Il arrive que les journaux s’émeuvent de la situation lorsqu’il y a des massacres dans les centres de rétention ou qu’ils suivent la vie de caravanes de 15 000 personnes. Mais ces histoires dramatiques sont vite oubliées. En s’inspirant des reportages photos et en les transformant avec son talent, Alondra entend jeter un nouveau regard. Il faut admettre que ces œuvres sont puissantes et font réfléchir.
Cette exposition, c’est aussi une reconnaissance de son travail à l’étranger et de son savoir-faire de graveuse qu’elle a appris à l’école d’Art Visuel d’Aguascalientes.
«Ce serait plus facile de les fabriquer ces avec les nouvelles technologies» reconnait-elle. «Mais le rendu serait moins bon.
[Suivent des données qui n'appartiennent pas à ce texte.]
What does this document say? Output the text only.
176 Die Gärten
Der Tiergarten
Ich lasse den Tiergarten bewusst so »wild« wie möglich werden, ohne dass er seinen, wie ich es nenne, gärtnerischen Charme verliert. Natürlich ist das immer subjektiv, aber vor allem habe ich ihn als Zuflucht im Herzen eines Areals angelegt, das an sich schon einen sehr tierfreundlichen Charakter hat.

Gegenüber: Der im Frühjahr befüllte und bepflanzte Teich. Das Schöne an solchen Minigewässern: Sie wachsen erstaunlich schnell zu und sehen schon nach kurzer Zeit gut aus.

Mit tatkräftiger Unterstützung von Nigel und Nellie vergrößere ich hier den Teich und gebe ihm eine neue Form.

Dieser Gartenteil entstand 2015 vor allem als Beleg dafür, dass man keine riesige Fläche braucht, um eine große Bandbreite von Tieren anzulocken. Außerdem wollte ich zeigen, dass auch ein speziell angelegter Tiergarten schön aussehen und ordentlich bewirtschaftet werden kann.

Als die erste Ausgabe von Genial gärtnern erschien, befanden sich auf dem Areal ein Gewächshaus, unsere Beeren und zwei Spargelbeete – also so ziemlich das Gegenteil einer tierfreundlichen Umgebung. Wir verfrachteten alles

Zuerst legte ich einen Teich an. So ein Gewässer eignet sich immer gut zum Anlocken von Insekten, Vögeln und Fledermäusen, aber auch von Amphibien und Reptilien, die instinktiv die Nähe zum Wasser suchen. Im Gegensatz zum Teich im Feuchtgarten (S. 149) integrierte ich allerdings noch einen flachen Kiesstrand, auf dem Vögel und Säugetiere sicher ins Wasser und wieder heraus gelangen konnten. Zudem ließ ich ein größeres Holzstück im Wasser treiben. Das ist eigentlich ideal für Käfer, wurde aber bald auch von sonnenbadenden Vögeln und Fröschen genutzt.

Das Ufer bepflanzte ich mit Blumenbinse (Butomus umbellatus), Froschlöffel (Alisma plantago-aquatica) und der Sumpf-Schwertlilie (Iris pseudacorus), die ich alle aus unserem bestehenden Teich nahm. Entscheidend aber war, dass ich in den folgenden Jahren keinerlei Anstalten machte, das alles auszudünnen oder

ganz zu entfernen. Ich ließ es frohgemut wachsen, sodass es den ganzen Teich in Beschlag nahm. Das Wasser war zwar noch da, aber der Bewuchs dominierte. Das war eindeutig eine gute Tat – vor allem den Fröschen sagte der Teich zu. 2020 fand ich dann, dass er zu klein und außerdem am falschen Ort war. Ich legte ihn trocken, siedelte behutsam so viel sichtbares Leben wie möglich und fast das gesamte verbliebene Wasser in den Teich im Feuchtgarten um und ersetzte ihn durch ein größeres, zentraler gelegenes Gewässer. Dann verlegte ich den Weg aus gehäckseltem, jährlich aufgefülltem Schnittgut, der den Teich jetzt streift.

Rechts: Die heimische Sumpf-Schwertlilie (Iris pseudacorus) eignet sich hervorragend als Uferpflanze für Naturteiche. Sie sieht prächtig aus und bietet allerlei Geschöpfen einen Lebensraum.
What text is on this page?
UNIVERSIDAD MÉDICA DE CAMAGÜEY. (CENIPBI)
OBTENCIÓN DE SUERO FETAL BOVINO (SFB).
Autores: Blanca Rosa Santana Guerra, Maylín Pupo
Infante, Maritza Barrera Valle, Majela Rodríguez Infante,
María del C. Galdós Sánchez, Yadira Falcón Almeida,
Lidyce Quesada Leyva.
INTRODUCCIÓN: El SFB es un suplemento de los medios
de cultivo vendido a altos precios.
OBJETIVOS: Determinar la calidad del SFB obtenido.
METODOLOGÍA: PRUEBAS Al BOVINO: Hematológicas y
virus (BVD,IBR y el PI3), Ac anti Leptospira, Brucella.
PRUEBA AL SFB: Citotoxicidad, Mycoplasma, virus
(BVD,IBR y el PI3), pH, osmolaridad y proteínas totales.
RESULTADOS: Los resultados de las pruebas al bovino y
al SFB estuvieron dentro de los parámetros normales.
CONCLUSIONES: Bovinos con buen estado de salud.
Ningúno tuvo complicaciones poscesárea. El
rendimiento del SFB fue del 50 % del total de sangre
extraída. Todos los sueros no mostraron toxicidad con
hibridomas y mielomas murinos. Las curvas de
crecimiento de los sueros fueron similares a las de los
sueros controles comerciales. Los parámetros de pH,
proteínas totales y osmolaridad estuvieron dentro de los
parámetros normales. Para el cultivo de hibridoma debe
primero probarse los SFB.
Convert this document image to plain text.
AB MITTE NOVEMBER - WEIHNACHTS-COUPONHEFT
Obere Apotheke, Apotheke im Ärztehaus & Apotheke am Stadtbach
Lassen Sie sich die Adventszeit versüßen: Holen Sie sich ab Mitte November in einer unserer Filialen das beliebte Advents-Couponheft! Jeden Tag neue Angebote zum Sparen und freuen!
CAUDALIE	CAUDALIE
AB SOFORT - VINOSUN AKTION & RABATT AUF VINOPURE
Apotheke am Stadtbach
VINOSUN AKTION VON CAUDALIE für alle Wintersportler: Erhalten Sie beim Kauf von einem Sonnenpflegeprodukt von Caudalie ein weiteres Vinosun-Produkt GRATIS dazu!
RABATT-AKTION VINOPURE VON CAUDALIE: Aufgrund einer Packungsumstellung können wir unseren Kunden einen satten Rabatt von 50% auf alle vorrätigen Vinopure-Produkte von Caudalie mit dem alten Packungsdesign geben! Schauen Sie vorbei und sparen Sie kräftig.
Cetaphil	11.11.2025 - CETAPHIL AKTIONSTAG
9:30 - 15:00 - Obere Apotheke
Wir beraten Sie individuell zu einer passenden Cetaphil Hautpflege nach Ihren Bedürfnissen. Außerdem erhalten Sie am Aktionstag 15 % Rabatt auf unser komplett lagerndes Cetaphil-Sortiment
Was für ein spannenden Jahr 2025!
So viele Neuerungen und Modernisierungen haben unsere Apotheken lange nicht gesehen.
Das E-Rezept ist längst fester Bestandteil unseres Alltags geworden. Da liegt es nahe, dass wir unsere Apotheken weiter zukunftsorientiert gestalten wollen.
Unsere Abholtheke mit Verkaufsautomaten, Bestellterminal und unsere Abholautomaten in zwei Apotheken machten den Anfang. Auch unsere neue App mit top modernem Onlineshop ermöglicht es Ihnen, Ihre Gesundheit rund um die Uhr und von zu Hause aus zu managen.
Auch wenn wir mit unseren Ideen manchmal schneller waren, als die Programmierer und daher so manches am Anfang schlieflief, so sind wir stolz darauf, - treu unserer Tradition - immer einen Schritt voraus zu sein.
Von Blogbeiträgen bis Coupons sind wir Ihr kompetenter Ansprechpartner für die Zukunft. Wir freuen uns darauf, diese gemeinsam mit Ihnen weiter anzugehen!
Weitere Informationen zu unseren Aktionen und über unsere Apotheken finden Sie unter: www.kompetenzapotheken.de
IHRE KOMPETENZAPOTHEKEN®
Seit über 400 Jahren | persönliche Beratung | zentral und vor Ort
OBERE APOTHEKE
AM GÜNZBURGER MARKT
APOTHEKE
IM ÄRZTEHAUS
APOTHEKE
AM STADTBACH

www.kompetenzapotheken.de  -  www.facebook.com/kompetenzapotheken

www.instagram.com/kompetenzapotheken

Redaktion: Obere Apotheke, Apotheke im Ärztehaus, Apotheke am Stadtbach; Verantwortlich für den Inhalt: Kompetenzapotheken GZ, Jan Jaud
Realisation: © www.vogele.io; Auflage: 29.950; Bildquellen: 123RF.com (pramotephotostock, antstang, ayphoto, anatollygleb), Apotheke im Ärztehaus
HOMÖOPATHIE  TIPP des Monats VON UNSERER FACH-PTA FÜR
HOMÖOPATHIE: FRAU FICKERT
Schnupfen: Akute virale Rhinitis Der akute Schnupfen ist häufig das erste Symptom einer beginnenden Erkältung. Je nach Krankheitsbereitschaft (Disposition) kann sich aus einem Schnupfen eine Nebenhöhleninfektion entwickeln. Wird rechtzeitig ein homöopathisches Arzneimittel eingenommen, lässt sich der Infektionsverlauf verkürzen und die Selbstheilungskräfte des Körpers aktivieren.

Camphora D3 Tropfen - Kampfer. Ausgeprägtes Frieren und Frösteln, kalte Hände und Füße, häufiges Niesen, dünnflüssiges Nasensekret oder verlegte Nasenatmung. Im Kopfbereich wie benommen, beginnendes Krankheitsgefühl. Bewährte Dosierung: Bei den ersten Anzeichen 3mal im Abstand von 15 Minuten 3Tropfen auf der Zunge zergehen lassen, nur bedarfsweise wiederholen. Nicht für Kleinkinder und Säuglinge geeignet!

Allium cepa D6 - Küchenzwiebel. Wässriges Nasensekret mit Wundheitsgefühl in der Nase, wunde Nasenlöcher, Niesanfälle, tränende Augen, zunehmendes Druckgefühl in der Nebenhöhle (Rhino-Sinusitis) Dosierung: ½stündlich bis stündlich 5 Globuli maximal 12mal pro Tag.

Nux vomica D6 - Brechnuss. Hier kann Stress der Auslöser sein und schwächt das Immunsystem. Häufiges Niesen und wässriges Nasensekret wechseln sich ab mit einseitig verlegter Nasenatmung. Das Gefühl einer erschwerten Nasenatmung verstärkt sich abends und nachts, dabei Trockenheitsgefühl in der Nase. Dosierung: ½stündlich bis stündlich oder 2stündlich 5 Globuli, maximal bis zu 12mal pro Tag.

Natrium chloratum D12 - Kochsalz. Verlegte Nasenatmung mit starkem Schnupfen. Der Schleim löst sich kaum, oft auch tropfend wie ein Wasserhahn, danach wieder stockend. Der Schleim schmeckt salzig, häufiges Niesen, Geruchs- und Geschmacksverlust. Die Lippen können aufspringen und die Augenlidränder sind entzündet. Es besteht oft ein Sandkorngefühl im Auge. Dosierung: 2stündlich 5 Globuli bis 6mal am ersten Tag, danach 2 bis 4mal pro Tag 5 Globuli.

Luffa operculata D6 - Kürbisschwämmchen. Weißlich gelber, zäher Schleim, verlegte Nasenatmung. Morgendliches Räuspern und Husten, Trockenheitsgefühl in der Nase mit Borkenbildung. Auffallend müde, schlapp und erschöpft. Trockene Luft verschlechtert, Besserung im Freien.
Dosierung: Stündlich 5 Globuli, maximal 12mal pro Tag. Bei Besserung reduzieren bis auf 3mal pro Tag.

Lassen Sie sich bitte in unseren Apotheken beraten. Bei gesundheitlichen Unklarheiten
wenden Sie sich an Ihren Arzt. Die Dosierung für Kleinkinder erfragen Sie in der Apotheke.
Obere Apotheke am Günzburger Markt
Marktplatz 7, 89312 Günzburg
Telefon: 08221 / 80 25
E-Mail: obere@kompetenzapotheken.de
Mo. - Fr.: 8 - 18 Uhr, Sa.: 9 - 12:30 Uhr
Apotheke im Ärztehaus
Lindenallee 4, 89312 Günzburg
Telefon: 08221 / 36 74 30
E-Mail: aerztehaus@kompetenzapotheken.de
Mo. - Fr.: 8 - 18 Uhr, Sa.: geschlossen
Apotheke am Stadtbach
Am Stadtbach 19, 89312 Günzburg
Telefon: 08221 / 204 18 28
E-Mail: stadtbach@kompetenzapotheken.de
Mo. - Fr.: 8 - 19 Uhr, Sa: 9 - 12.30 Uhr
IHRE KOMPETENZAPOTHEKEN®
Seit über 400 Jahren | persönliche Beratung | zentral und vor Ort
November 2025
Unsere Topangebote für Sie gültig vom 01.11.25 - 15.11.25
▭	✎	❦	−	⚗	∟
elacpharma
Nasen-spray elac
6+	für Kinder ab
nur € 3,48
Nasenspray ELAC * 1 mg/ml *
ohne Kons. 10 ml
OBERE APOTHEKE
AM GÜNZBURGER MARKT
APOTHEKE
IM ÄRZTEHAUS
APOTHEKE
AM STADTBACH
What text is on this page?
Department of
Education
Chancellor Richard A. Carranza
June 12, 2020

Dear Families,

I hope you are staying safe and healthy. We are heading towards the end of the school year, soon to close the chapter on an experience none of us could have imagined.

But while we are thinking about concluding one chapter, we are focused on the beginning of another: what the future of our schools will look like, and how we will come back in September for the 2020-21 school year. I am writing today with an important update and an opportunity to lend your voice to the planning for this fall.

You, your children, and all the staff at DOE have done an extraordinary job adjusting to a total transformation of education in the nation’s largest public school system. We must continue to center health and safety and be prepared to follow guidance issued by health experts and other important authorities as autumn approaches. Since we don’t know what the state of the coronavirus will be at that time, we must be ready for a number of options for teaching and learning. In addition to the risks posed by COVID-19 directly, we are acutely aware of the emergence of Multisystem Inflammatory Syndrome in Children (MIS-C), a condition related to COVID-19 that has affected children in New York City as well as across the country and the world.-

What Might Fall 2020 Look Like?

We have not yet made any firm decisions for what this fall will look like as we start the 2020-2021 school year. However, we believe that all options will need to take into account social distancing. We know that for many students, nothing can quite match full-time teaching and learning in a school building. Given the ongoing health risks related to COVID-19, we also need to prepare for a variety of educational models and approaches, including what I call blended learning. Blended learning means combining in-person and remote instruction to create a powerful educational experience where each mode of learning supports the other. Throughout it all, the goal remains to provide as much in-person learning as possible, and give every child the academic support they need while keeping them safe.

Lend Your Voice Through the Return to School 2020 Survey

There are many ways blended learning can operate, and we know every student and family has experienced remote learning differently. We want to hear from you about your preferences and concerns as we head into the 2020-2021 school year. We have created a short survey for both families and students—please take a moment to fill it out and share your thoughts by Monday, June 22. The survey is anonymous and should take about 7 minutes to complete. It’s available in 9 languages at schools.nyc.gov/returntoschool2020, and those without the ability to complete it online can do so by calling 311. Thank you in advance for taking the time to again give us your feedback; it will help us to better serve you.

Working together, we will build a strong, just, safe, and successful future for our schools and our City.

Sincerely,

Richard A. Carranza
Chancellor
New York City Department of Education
Il n’y aurait pas autant de détails. En fait, la gravure m’oblige à structurer ma pensée»
Alondra tient à faire vivre ces techniques ancestrales qu’elle enseigne aujourd’hui à ses élèves. Elle utilise de nombreux matériaux pour réaliser ses lithographies : du cuivre, du bois, du sucre et de l’eau bouillante, du grillage ….
Ambiance de mort et de désert
Sa démarche est mise en valeur par les ambiances sonores de Pavel, un mexicain débarqué à Nantes il y a 3 ans après des études de cinéma à l’Université de Mexico, l’UNAM. Pavel a notamment capturé des sons dans le désert de Potosi, des appels au secours dans les prisons et mixés le tout avec un synthétiseur pour restituer tantôt la peur ressentie par les migrants, tantôt la douceur de l’espoir d’une meilleure vie.
Sans oublier les décors fabriqués par Comal, l’association créée en 2006 à Nantes et qui regroupe 280 mexicains. Au pied des gravures montrant l’hostilité du désert, les organisateurs ont dressé un ruban de sable sur lequel sont jonchés des objets personnels abandonnés : des valises, des bijoux, des chaussures, des vêtements …. Et à l’étage, ils ont reconstitué, avec du grillage et des silhouettes de policiers, l’univers d’Ursula, un des centres de détention les plus redoutés des migrants. Ils y sont parqués dans des cages. Les parents sont séparés de leurs enfants.
«Ils sont ingénieux» fait remarquer Alondra en parlant des organisateurs. «J’avais peur d’ennuyer le public avec mes gravures. Mais là avec ces décors qui sont à 100% dans mon état d’esprit, ils donnent encore plus de force à mes œuvres».
Comal et la culture mexicaine
Pendant un mois, Cosmopolis va vivre à l’heure mexicaine avec des soirées karaoké, des concerts, des projections de films et des tables rondes. Faire connaître la culture mexicaine, c’est l’objectif de Comal depuis 2013.
«Avant que je ne prenne la présidence de l’association» explique Fernando Gonzales Villareal, un mexicain installé à Nantes depuis 10 ans, «la communauté était tournée vers elle-même. Les gens avaient besoin de se retrouver pour célébrer les fêtes du pays. Et maintenant, on essaye de partager nos traditions avec les nantais».
C’est ainsi qu’en 2018, Comal a organisé une exposition sur la fête des morts. L’association, qui porte le nom d’une poêle qui sert à cuisiner les tortillas, va également dans les écoles pour diffuser la culture mexicaine. Elle continue à accueillir les nouveaux arrivants et les aide dans leurs démarches administratives.
«Nous voulons rayonner mais en restant indépendants financièrement» tient à souligner Fernando qui travaille comme agent logistique à L’Odyssée, la salle culturelle d’Orvault.